In 1215 King John agreed to the terms of the Magna Carta following the uprising of a group of rebel barons in England.
The barons captured London in May 1215, which forced King John's hand and caused him to finally negotiate with the group, and the Magna Carta was created as a peace treaty between the king and the rebels.
The document was written in Latin, and the original Magna Carta had 63 clauses. Today, only three of these remain on the British statute books; one defends the liberties and rights of the English Church, another confirms the liberties and customs of London and other towns, and the third gives all English subjects the right to justice and a fair trial.
The third says:
"No free man shall be seized or imprisoned, or stripped of his rights or possessions, or outlawed or exiled, or deprived of his standing in any other way, nor will we proceed with force against him, or send others to do so, except by the lawful judgement of his equals or by the law of the land.
Inspiration for America
The Magna Carta greatly influenced Americas founding fathers when writing America's Bill of Rights.

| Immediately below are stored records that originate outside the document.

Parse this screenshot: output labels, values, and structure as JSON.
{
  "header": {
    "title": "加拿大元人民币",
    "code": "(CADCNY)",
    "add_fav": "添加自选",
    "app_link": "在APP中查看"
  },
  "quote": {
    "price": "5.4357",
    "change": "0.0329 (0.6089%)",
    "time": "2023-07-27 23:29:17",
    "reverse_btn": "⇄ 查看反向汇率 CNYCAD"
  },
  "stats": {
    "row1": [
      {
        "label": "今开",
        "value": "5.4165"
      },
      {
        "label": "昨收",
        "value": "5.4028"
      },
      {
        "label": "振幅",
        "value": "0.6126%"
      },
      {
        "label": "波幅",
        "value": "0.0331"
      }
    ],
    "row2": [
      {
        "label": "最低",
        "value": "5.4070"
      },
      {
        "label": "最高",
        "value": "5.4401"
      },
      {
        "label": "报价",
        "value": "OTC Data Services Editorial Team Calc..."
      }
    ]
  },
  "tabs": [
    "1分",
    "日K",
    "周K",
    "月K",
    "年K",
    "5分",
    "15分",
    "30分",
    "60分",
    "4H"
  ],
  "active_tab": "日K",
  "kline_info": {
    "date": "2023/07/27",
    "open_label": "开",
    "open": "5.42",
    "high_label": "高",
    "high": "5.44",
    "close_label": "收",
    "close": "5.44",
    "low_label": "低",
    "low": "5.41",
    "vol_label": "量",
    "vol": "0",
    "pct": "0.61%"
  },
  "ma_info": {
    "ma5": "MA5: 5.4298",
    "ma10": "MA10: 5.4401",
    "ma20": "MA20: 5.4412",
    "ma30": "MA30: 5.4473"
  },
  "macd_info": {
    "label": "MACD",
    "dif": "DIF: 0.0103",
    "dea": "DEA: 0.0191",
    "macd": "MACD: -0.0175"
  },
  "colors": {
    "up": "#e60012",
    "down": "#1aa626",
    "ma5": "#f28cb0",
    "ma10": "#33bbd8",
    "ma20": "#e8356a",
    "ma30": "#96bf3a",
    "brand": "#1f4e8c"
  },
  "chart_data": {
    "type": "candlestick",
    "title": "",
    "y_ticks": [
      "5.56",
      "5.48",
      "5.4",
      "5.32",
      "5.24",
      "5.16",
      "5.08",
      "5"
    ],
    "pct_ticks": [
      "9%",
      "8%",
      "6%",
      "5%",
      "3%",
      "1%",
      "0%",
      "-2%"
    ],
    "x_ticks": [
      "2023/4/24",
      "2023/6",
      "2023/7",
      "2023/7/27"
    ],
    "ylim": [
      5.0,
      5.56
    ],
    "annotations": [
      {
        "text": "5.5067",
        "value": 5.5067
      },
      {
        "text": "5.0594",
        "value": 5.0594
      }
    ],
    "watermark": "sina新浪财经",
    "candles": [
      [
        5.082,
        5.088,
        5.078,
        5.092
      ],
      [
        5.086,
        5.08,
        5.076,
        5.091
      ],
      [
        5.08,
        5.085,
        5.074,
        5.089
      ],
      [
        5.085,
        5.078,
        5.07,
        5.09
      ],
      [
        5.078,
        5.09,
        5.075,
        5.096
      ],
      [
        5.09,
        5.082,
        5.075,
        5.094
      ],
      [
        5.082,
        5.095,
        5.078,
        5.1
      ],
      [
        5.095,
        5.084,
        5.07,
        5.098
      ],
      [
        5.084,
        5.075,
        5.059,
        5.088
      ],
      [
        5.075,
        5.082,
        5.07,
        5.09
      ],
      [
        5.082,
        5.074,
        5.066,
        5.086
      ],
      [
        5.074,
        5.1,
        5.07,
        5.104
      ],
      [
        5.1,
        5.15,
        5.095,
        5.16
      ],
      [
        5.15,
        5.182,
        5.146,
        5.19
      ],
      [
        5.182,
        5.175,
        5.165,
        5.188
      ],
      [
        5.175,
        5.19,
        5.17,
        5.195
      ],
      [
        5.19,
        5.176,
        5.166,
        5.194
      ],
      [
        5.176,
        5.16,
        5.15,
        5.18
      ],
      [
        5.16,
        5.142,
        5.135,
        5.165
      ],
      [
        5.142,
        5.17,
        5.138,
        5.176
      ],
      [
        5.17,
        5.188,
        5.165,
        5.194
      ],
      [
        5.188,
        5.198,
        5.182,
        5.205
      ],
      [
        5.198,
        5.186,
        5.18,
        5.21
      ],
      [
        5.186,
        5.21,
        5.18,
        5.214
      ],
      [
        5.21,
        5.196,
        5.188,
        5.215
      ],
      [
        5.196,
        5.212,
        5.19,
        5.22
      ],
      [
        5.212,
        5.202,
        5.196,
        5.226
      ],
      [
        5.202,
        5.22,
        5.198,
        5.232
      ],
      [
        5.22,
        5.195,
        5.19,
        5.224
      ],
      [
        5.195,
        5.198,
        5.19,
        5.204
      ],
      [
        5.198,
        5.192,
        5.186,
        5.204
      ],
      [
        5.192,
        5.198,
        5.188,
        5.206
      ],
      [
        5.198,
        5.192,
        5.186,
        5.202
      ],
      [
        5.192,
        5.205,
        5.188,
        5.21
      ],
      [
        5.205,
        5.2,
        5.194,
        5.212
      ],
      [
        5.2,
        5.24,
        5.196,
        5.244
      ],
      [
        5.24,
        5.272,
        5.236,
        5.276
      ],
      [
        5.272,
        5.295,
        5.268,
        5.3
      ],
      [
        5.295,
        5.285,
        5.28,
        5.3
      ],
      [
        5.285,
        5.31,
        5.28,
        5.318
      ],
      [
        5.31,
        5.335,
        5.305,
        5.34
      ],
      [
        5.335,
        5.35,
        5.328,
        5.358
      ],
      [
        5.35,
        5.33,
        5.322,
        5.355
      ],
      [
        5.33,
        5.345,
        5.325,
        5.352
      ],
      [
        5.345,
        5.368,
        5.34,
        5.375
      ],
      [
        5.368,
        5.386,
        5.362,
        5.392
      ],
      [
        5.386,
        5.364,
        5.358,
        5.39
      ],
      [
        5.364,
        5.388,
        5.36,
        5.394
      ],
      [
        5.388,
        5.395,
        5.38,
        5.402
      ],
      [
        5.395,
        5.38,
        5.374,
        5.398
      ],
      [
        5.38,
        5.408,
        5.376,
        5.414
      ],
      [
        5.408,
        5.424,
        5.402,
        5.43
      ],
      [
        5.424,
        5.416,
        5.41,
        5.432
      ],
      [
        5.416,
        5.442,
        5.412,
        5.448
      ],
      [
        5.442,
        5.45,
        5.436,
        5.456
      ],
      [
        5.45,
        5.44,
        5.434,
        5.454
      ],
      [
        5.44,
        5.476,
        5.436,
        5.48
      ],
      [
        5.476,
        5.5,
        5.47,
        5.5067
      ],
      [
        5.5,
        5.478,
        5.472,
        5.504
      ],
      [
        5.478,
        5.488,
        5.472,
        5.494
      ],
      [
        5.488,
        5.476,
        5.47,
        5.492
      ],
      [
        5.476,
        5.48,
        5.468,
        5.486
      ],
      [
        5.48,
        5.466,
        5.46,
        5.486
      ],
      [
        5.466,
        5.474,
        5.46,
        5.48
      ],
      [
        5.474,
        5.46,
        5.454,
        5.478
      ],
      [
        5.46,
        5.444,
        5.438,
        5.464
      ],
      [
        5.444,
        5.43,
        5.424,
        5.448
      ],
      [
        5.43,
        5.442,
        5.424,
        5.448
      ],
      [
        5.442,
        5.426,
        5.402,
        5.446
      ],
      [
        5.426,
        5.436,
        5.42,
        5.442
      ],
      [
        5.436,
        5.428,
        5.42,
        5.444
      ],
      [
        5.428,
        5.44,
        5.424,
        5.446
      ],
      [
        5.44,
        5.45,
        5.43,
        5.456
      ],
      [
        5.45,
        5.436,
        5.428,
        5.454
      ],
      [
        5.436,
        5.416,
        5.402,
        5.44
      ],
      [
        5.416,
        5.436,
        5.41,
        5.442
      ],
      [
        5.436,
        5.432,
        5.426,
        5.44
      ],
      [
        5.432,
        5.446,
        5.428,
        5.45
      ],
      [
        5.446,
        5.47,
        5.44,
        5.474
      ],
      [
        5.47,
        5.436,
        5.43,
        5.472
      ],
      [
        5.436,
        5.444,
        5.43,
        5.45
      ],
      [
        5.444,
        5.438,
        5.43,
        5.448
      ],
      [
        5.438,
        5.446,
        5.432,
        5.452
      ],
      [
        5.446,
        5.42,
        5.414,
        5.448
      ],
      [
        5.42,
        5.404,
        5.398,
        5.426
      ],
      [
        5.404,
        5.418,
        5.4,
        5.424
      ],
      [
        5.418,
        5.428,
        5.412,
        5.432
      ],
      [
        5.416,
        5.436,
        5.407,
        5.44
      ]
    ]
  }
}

During the American Revolution, the Magna Carta served to inspire and justify action in liberty's defense. The colonists believed they were entitled to the same rights as Englishmen, rights guaranteed in the Magna Carta. They embedded those rights into the laws of their states and later into the Constitution and Bill of Rights.
The Fifth Amendment to the Constitution ("no person shall . . . be deprived of life, liberty, or property, without due process of law.") is a direct descendent of Magna Carta's guarantee of proceedings according to the "law of the land."